Abrar Omeish was elected to the Fairfax County School Board. She is the youngest person to be elected in Virginia history, and the first Libyan-American elected official nationwide (according to her campaign). Her priorities for the county’s schools include mental health support, assistance to homeless students, and expanding parental involvement.

Lisa Zargarpur was elected to the Prince William County School Board. Her priorities include: “address[ing] the overcrowding in our schools, [making] sure all of our students have access to quality classes that will prepare them for the future and work[ing] on attracting and retaining teachers through competitive salaries.”

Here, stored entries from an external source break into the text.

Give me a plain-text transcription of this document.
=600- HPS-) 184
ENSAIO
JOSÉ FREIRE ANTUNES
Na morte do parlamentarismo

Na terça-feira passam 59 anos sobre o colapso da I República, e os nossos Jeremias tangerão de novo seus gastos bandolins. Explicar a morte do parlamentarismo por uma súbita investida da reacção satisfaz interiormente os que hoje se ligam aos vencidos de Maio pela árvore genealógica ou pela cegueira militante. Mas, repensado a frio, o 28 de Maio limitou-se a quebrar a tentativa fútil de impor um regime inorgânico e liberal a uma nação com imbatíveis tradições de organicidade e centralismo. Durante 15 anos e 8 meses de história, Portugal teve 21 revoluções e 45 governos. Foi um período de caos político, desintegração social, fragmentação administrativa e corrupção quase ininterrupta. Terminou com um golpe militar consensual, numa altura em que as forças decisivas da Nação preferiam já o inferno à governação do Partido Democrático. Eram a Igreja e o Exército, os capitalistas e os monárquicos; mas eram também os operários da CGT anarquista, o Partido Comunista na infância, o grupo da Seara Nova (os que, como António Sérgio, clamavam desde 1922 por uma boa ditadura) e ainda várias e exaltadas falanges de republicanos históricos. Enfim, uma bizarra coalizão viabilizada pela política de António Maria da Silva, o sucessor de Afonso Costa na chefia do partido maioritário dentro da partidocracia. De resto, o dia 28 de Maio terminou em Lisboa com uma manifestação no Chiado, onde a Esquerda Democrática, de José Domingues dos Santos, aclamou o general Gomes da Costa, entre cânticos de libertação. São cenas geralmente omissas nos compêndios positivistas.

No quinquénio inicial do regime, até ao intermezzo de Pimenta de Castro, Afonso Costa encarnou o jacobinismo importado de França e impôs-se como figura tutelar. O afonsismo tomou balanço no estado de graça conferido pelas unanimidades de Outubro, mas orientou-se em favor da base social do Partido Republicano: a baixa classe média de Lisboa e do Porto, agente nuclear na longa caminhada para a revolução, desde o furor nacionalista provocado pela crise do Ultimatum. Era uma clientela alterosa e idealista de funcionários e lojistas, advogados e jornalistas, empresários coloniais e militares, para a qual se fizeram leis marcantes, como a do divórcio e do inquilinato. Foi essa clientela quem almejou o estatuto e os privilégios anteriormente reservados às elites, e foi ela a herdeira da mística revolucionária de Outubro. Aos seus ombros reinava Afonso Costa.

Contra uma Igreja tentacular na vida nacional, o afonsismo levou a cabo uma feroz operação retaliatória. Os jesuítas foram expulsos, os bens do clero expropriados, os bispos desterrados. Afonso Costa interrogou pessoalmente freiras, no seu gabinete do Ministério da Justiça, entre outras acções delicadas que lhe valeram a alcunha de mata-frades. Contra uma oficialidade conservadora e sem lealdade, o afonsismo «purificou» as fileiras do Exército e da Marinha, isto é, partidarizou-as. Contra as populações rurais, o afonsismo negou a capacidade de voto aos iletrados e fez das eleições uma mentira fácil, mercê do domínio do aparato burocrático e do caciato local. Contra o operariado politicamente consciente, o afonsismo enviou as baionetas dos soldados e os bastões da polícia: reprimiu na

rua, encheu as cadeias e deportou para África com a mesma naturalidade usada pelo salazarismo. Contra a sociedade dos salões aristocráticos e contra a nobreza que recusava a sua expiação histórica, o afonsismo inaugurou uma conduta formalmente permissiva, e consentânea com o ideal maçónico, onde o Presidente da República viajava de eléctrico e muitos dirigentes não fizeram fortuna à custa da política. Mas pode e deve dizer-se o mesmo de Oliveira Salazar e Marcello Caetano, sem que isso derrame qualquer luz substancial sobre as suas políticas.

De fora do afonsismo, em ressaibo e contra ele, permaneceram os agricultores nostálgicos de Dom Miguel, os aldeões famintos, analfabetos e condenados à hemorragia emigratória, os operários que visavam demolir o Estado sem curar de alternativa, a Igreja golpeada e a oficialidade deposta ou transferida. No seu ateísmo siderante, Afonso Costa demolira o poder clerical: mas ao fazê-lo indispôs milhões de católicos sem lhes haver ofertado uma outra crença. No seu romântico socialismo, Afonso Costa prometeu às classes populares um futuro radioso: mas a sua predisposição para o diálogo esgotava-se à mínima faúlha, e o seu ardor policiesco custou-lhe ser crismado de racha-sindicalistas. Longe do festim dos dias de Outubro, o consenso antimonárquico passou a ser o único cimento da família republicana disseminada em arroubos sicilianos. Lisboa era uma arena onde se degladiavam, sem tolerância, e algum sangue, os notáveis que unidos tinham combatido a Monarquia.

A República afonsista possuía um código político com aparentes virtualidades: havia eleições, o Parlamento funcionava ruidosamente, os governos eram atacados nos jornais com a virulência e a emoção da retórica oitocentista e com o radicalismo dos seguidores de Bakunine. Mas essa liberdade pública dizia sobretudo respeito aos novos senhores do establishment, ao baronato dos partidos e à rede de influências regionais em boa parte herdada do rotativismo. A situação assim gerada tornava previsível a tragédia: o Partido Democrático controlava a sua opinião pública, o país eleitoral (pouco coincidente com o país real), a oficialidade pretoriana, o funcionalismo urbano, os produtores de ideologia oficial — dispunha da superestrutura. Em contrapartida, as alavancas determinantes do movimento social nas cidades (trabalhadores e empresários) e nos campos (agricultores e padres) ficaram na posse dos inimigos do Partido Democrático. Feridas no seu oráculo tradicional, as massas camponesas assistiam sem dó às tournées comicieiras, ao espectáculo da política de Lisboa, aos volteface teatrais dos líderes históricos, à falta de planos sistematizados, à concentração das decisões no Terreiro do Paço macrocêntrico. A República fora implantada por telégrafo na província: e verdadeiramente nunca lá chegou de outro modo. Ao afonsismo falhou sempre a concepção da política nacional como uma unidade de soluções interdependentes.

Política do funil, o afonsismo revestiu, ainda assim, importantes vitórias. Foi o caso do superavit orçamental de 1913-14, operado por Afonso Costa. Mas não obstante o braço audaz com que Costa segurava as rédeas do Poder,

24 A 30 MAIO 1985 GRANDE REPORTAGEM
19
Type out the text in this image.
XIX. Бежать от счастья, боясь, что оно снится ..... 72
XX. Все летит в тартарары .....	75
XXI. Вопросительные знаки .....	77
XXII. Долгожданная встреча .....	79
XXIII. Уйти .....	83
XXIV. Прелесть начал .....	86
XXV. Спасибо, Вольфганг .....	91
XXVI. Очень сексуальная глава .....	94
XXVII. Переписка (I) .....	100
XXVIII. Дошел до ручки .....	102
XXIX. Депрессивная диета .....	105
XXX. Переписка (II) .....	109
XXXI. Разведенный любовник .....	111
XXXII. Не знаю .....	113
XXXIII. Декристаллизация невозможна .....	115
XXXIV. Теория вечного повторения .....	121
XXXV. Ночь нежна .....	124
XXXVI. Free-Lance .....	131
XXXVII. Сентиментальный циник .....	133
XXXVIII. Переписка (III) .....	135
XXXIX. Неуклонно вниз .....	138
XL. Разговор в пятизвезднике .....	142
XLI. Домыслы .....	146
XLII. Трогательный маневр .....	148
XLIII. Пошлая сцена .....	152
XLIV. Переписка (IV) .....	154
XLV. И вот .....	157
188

An immigrant from Montenegro, Buta Biberaj is Loudoun County’s new commonwealth’s attorney, defeating Republican incumbent Nicole Wittmann. Describing the perspective she brings to the office, Biberaj said: “We have a lot of people who have been in that office for an extended period of time who tap fear, fear, fear, and who suggest that if you try to incorporate justice, then you’re going to make the community unsafe, and that’s not the case.

“This is what we will miss out on when we restrict refugee admissions,” said Reverend John L. McCullough, President and CEO of Church World Service. “The vitality, passion, and lived experiences of these elected officials will bring new perspectives to our democracy, and keep the American experiment alive. Our country is stronger when we have political representation that looks like and comes from our local communities, reflecting the diverse faces and backgrounds of our country.”

Congratulations to all of the candidates who are bringing diversity, fresh perspectives, and a love of community to their new offices. America needs and values your service,” added McCullough.

The Interfaith Immigration Coalition is made up of 53 national, faith-based organizations brought together across many theological traditions with a common call to seek just policies that lift up the God-given dignity of every individual. In partnership, we work to protect the rights, dignity, and safety of all refugees and migrants.